Still, for Brat, whose neighborhood of Folger Street's B Level was lucky to see a weed teased from a crack in the sidewalk by the artificial lighting, this aspect of Steward Gardens alone was enough to capture his attention. It was even a little disorienting, like venturing into a verdant jungle with a mysterious ruined temple secreted in its depths.
The wide front walk branched off into little strolling paths, and in the center of the walk, not far from the front doors, was a circular pool that had once been a fountain. Now the water was oily looking and black in the spaces that showed
through its epidermis of fallen leaves. With its vile stink, he figured the water was probably full of algae. He knew about algae from VT, too.
From the edge of this basin, prodding the water with a gnarled stick he'd picked up, Brat again lifted his eyes to the structure itself.

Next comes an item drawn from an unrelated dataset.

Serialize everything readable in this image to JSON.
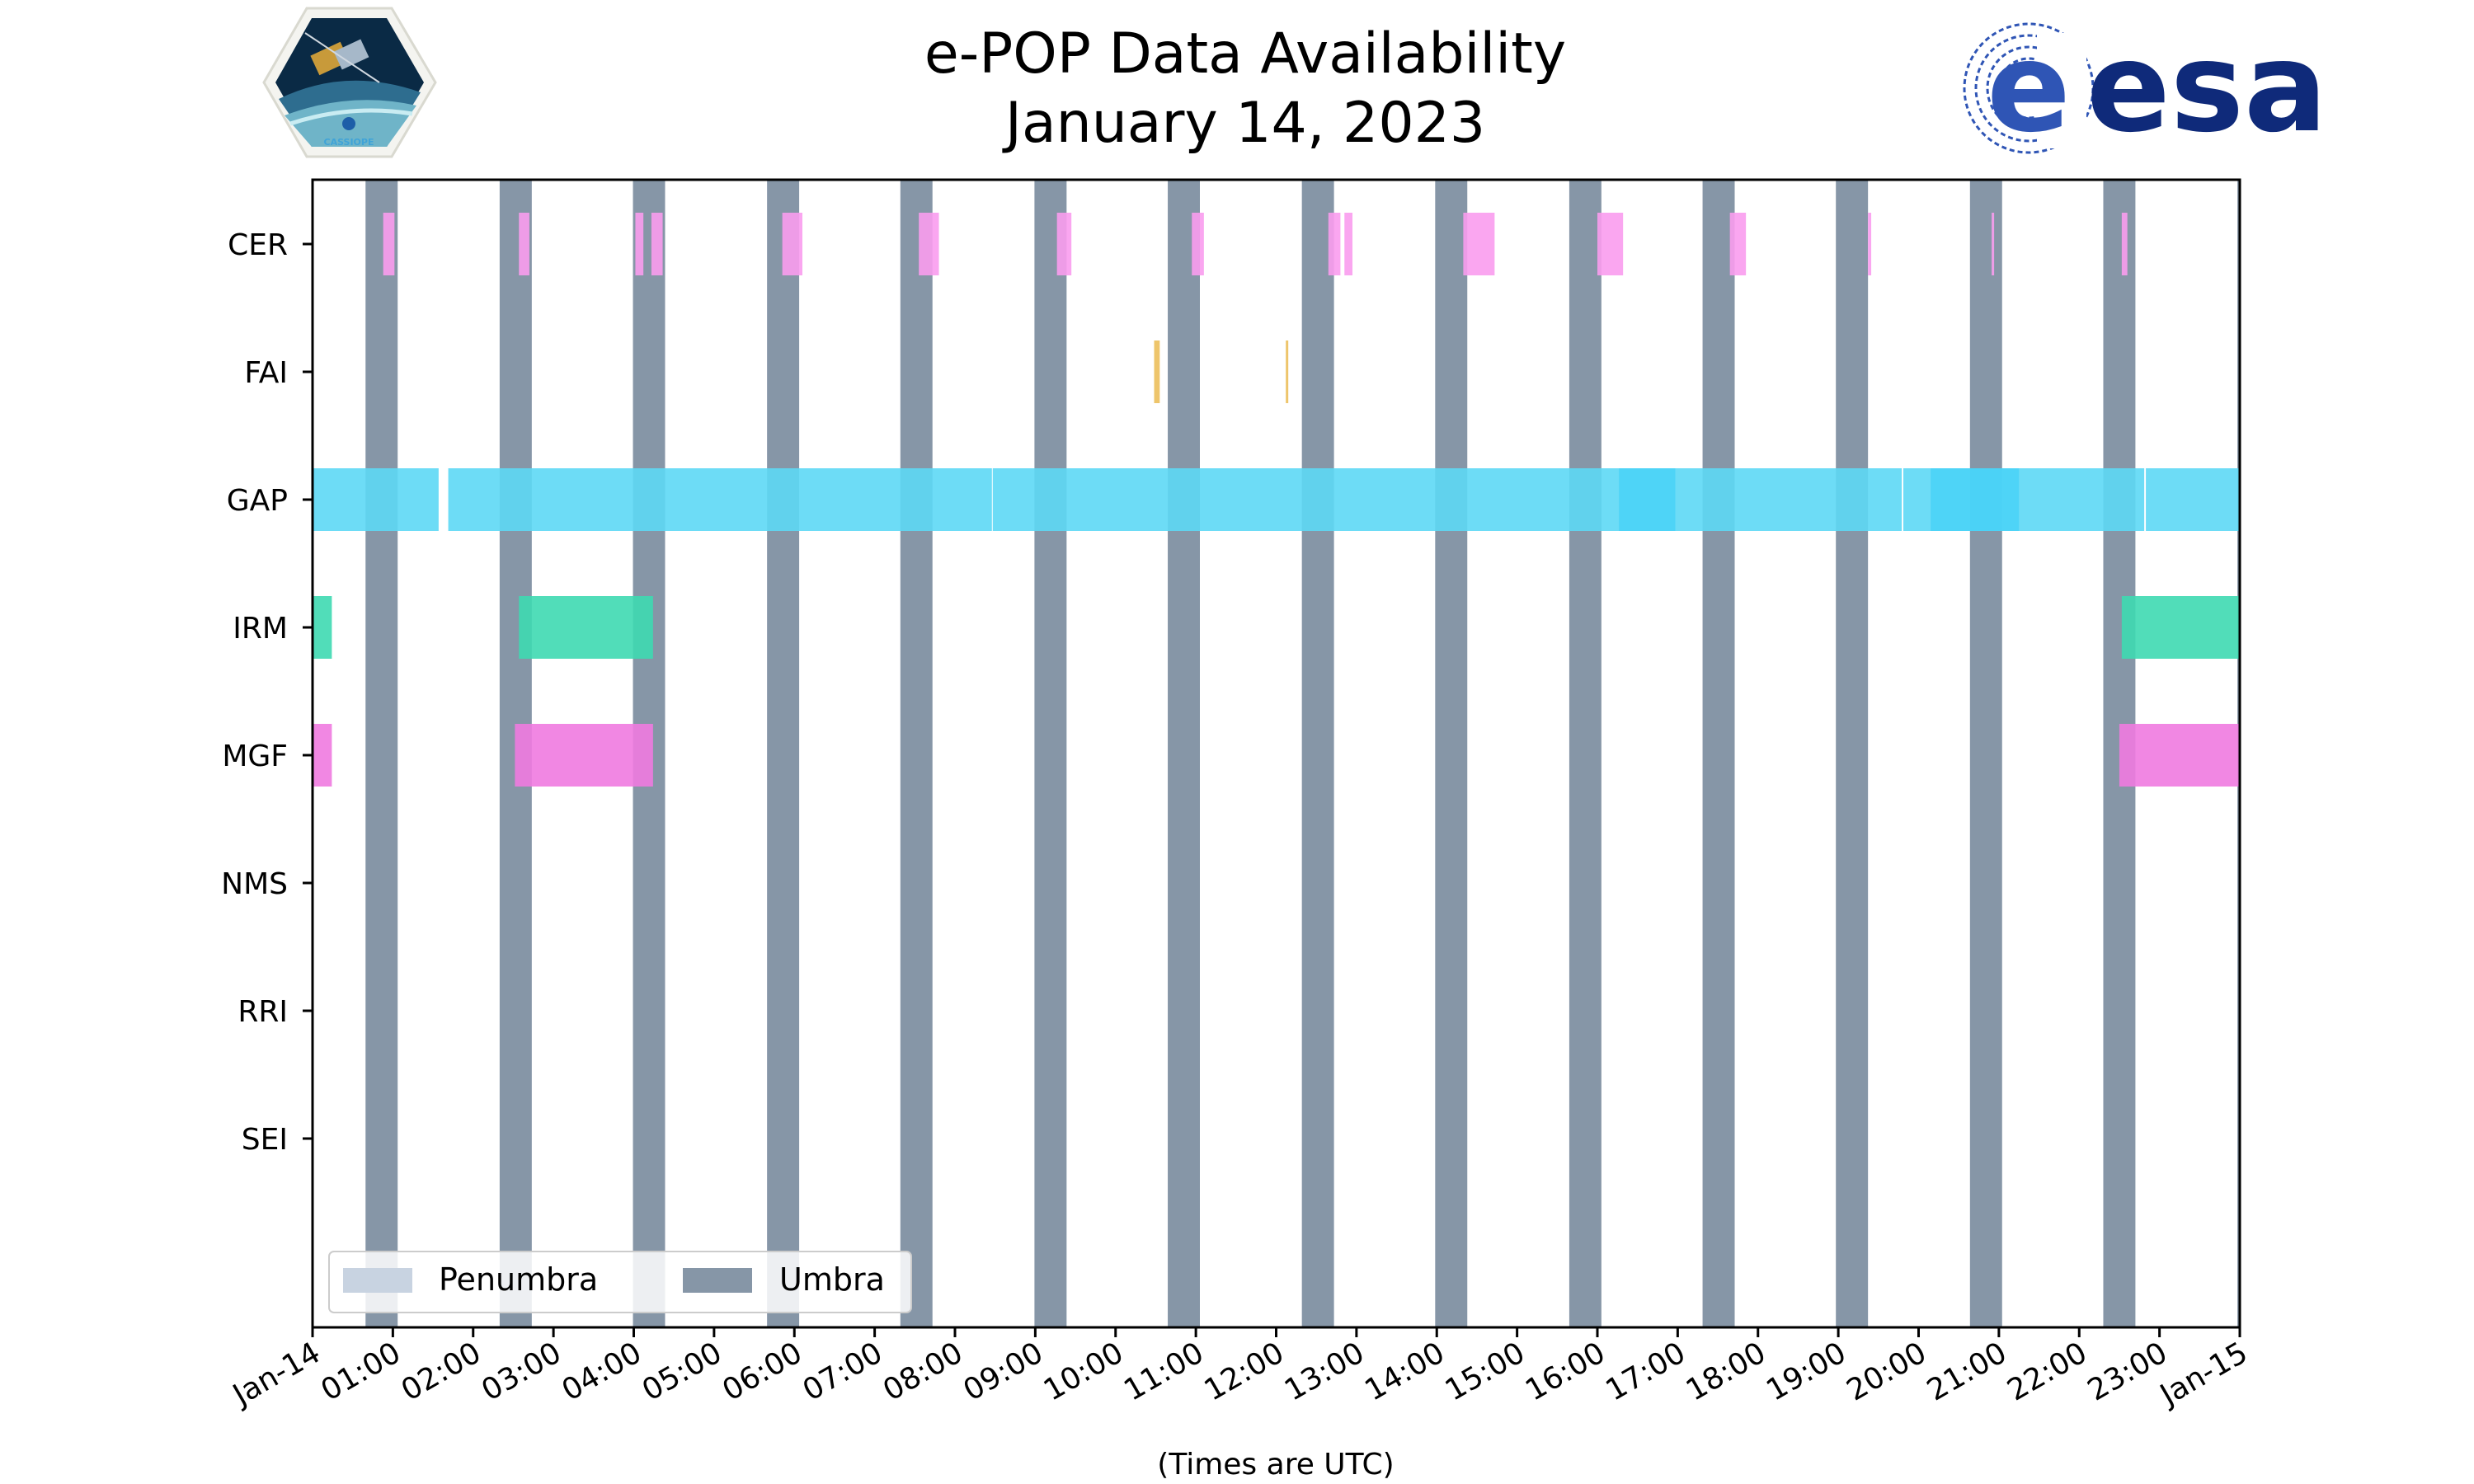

Two wings of three floors each flanked a lower central section, no doubt a lobby, though he couldn't see through the opaque black glass of the front doors (or were they clear, and the lobby unlit?). What it lacked in height it made up for in its sprawl. Along the fronts and sides of the two wings ran three levels of covered balconies that gave access to rows of black metal doors. The surface material of the building proper was the same dark slate-gray color as the plaque that had told him the place's name.
Maybe a hotel, but more likely an apartment complex, he guessed. Its three areas of roof were flat, and likely provided parking spaces for heli-cars, though from here he couldn't see any. There was a parking lot to the right of the building, which curved around behind it, but this was vacant as far as he could tell.
Intending to break off onto one of the branching lesser paths, Brat first tossed the remnant of his cone into the fountain pool. The disturbance caused the water to bob and he noticed an object floating on the surface. He poked it with the stick he still held. It was a decomposing bird, its remaining metallic blue feathers identifying it as a species nicknamed a pig-hen, which made itself a pest in the city, speckling statues and tripping up pedestrians, snuffling about for morsels of food with little tapir-like snouts. Now he understood the source of the fountain's stench.